Es waren fünfzehn intensive Tage, mit außergewöhnlichen Menschen, die ihr Leben widmen, um zu versuchen zu helfen und die Situation zu verändern -  eine Situation, die so schwierig ist, dass sie fast unglaublich wirkt, aber dennoch sehr real ist.  Doch in der kurzen Zeit, die ich in Mindelo verbrachte, erkannte ich, dass eine Änderung der Situation nicht unmöglich ist. Mit genug Hilfe kann eine Menge getan werden.

Der Weg, den wir genommen haben, ist für uns zweifellos der richtige.  Es bleibt die Hoffnung, dass es eines Tages eine Veränderung geben wird. Tag für Tag erneuert sich das Gefühl der Kinder in Bezug auf Ihr Haustier und zeigt konkret, dass alle Tiere so behandelt werden können, dass ihnen ein würdevolles Leben neben Menschen gewährleistet werden kann. Danke dafür, SIMABÔ.



Ein Dankeschön auch an Almo Nature, die mir die Möglichkeit gegeben hat Dr. Rossana Raineri personlich kennen zu lernen. Sie hat vor Ort mit großem Engagement, Professionalität und Erfahrung die therapeutischen Protokolle etabliert, die die Arbeit der freiwilligen Tierärzte leitet. Diese Protokolle wurden den örtlichen Bedingungen auf Mindelo angepasst.

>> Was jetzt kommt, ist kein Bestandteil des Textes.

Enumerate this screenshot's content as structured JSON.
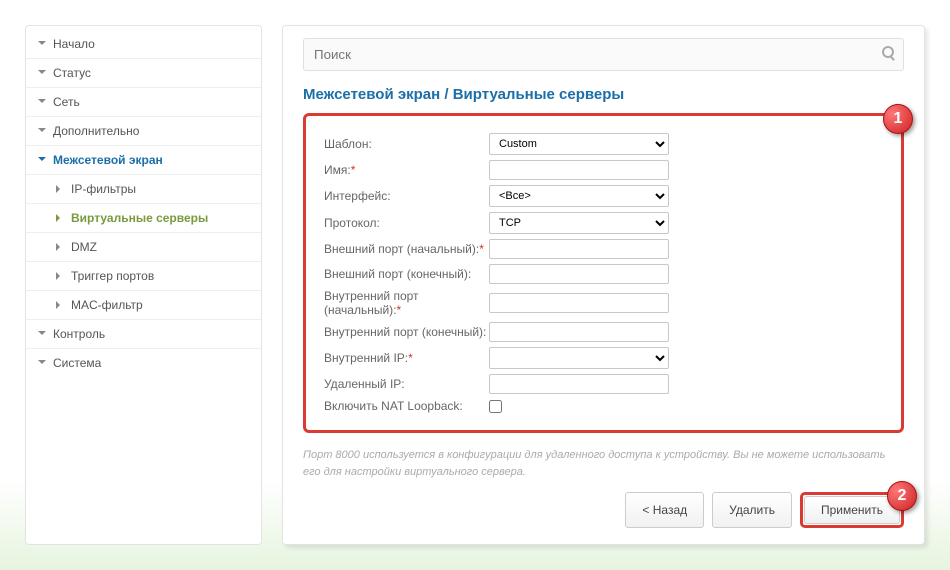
{
  "sidebar": {
    "home": "Начало",
    "status": "Статус",
    "network": "Сеть",
    "advanced": "Дополнительно",
    "firewall": "Межсетевой экран",
    "ipfilters": "IP-фильтры",
    "vservers": "Виртуальные серверы",
    "dmz": "DMZ",
    "ptrigger": "Триггер портов",
    "macfilter": "MAC-фильтр",
    "control": "Контроль",
    "system": "Система"
  },
  "search": {
    "placeholder": "Поиск"
  },
  "breadcrumb": {
    "p1": "Межсетевой экран",
    "sep": " / ",
    "p2": "Виртуальные серверы"
  },
  "form": {
    "template_lbl": "Шаблон:",
    "template_val": "Custom",
    "name_lbl": "Имя:",
    "iface_lbl": "Интерфейс:",
    "iface_val": "<Все>",
    "proto_lbl": "Протокол:",
    "proto_val": "TCP",
    "extstart_lbl": "Внешний порт (начальный):",
    "extend_lbl": "Внешний порт (конечный):",
    "intstart_lbl": "Внутренний порт (начальный):",
    "intend_lbl": "Внутренний порт (конечный):",
    "intip_lbl": "Внутренний IP:",
    "remip_lbl": "Удаленный IP:",
    "natlb_lbl": "Включить NAT Loopback:"
  },
  "note": "Порт 8000 используется в конфигурации для удаленного доступа к устройству. Вы не можете использовать его для настройки виртуального сервера.",
  "btns": {
    "back": "< Назад",
    "delete": "Удалить",
    "apply": "Применить"
  },
  "badges": {
    "one": "1",
    "two": "2"
  }
}
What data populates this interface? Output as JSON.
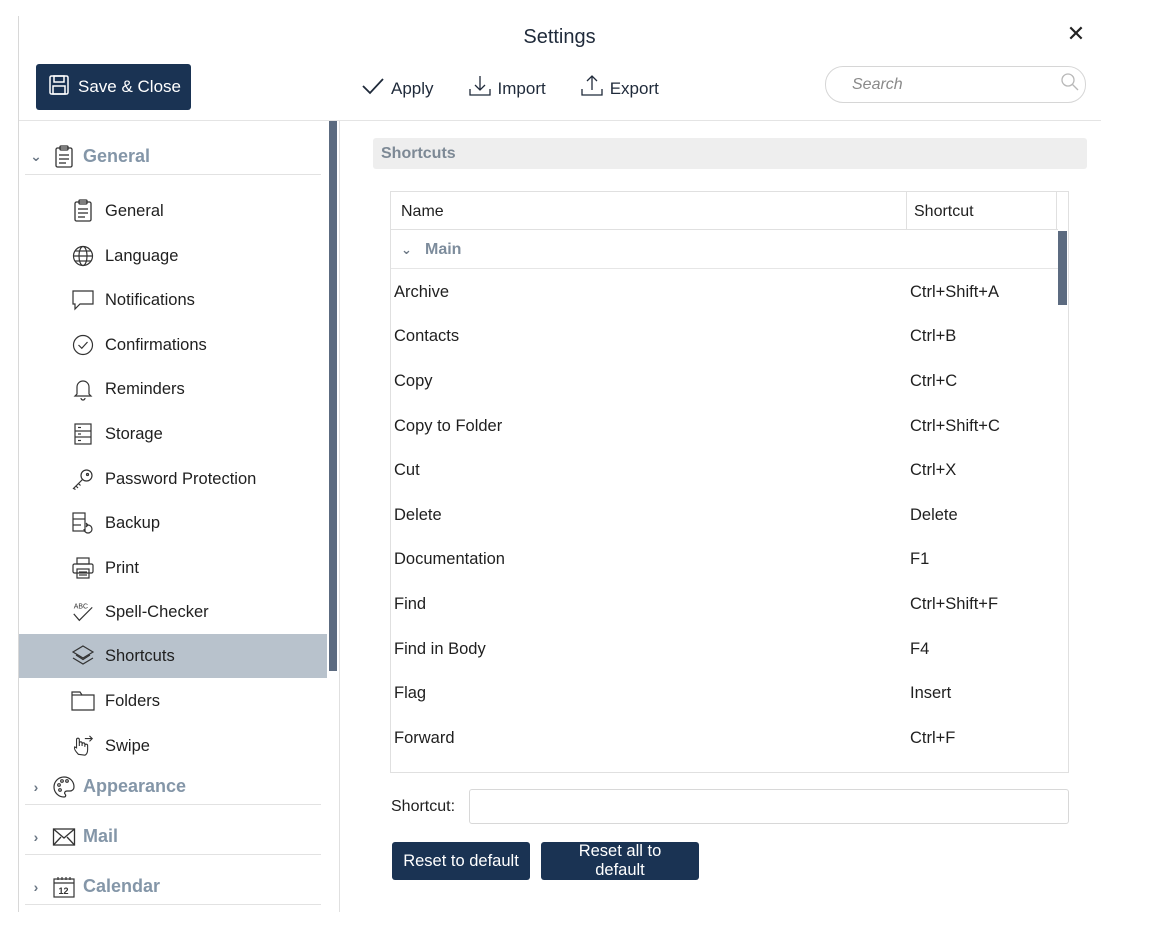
{
  "window": {
    "title": "Settings"
  },
  "toolbar": {
    "save_close_label": "Save & Close",
    "apply_label": "Apply",
    "import_label": "Import",
    "export_label": "Export",
    "search_placeholder": "Search"
  },
  "sidebar": {
    "groups": [
      {
        "label": "General",
        "expanded": true,
        "icon": "clipboard-icon"
      },
      {
        "label": "Appearance",
        "expanded": false,
        "icon": "palette-icon"
      },
      {
        "label": "Mail",
        "expanded": false,
        "icon": "envelope-icon"
      },
      {
        "label": "Calendar",
        "expanded": false,
        "icon": "calendar-icon",
        "icon_text": "12"
      }
    ],
    "items": [
      {
        "label": "General",
        "icon": "clipboard-icon"
      },
      {
        "label": "Language",
        "icon": "globe-icon"
      },
      {
        "label": "Notifications",
        "icon": "speech-bubble-icon"
      },
      {
        "label": "Confirmations",
        "icon": "check-circle-icon"
      },
      {
        "label": "Reminders",
        "icon": "bell-icon"
      },
      {
        "label": "Storage",
        "icon": "storage-icon"
      },
      {
        "label": "Password Protection",
        "icon": "key-icon"
      },
      {
        "label": "Backup",
        "icon": "backup-icon"
      },
      {
        "label": "Print",
        "icon": "printer-icon"
      },
      {
        "label": "Spell-Checker",
        "icon": "spell-check-icon",
        "icon_text": "ABC"
      },
      {
        "label": "Shortcuts",
        "icon": "shortcuts-icon",
        "selected": true
      },
      {
        "label": "Folders",
        "icon": "folder-icon"
      },
      {
        "label": "Swipe",
        "icon": "swipe-hand-icon"
      }
    ]
  },
  "main": {
    "section_title": "Shortcuts",
    "table": {
      "col_name": "Name",
      "col_shortcut": "Shortcut",
      "group_label": "Main",
      "rows": [
        {
          "name": "Archive",
          "shortcut": "Ctrl+Shift+A"
        },
        {
          "name": "Contacts",
          "shortcut": "Ctrl+B"
        },
        {
          "name": "Copy",
          "shortcut": "Ctrl+C"
        },
        {
          "name": "Copy to Folder",
          "shortcut": "Ctrl+Shift+C"
        },
        {
          "name": "Cut",
          "shortcut": "Ctrl+X"
        },
        {
          "name": "Delete",
          "shortcut": "Delete"
        },
        {
          "name": "Documentation",
          "shortcut": "F1"
        },
        {
          "name": "Find",
          "shortcut": "Ctrl+Shift+F"
        },
        {
          "name": "Find in Body",
          "shortcut": "F4"
        },
        {
          "name": "Flag",
          "shortcut": "Insert"
        },
        {
          "name": "Forward",
          "shortcut": "Ctrl+F"
        }
      ]
    },
    "shortcut_label": "Shortcut:",
    "shortcut_value": "",
    "reset_label": "Reset to default",
    "reset_all_label": "Reset all to default"
  },
  "colors": {
    "primary": "#1a3353",
    "selected_bg": "#b8c2cc",
    "group_text": "#8496a8",
    "scrollbar": "#5c6b80"
  }
}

Ein besonderer Dank an meine Kinder, die während dieser Erfahrung sehr mutig und mir oft die Kraft weiter zu kämpfen gegen haben.

Ciao Ben Ten, ciao To Jo, ciao Biondo, ciao Alux, ciao Diana, ciao Beach, ciao Mirandigna, ciao Manka.

Grüße an Ben Ten, an To Jo, an Biondo, an Alux, an Diana, an Beach, an Mirandigna und an Manka. Grüße an euch alle und die anderen. Ihr seid in unseren Herzen.